I'm running GCP Dataflow job when I'm reading data from BigQuery as a query result. 从BigQuery读取数据作为查询结果时,我正在运行GCP Dataflow作业。 I'm using google-cloud-dataflow-java-sdk-all version 1.9.0. 我正在使用google-cloud-dataflow-java-sdk-all版本1.9.0。 The code fragment that sets up the pipeline looks like this: 设置管道的代码片段如下所示:

PCollection<TableRow> myRows = pipeline.apply(BigQueryIO.Read
            .fromQuery(query)
            .usingStandardSql()
            .withoutResultFlattening()
            .named("Input " + tableId)
    );

The query is quite complex what results in error message: 查询非常复杂,导致产生错误消息:

Query exceeded resource limits for tier 1. Tier 8 or higher required., error: Query exceeded resource limits for tier 1. Tier 8 or higher required. 查询超出了对第1层的资源限制。,错误:查询超出了对第1层的资源限制。

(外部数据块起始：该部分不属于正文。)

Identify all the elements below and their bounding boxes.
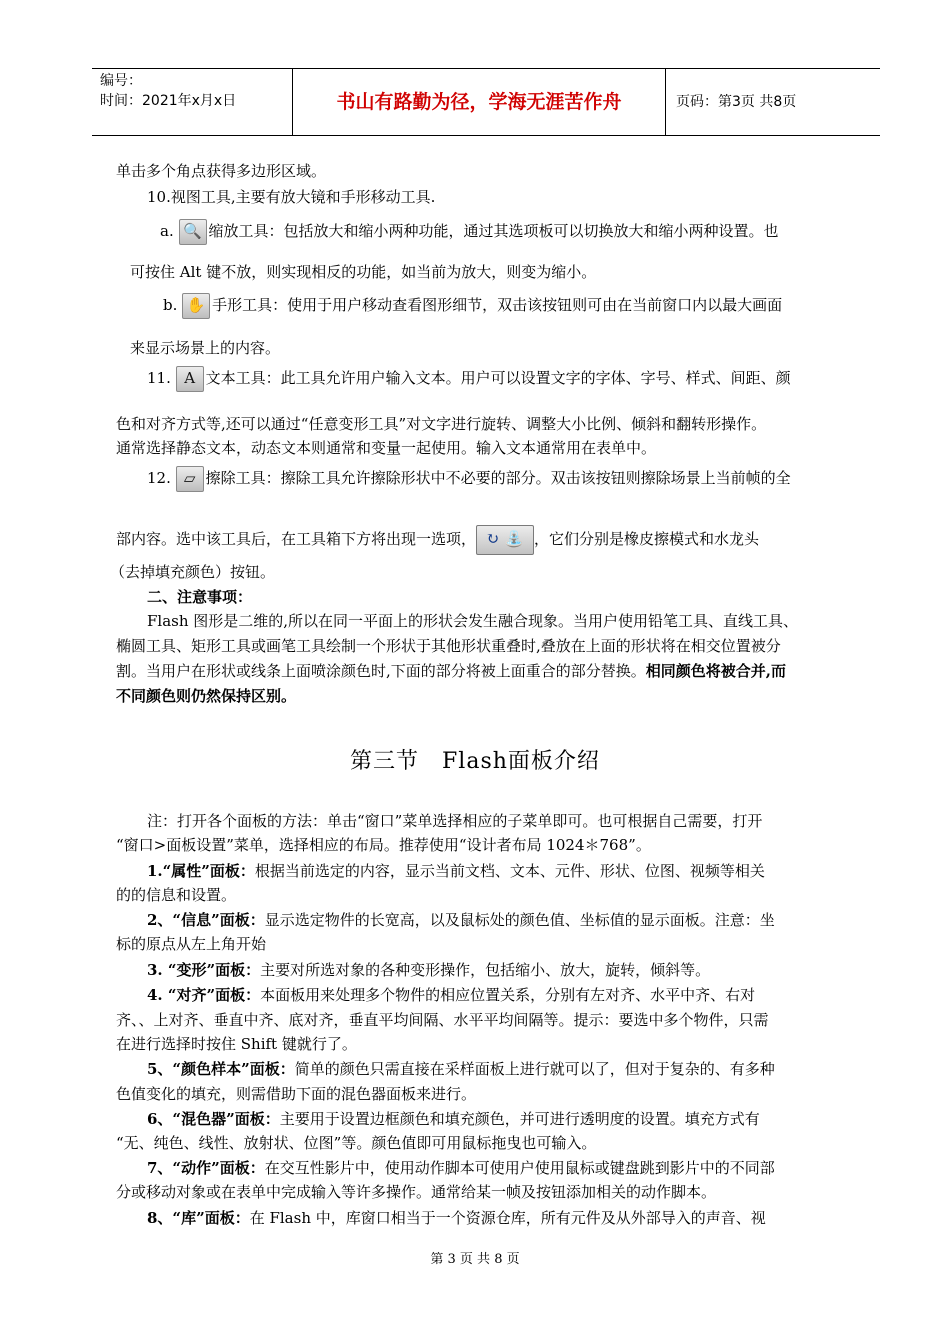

I'd like to set maximumBillingTier as it is done in Web UI or in bq script. 我想设置maximumBillingTier因为它是在Web UI或bq脚本中完成的。 I can't find any way to do so except for setting default for the entire project which is unfortunately not an option. 除了为整个项目设置默认值之外,我找不到任何其他方法,不幸的是这不是一个选择。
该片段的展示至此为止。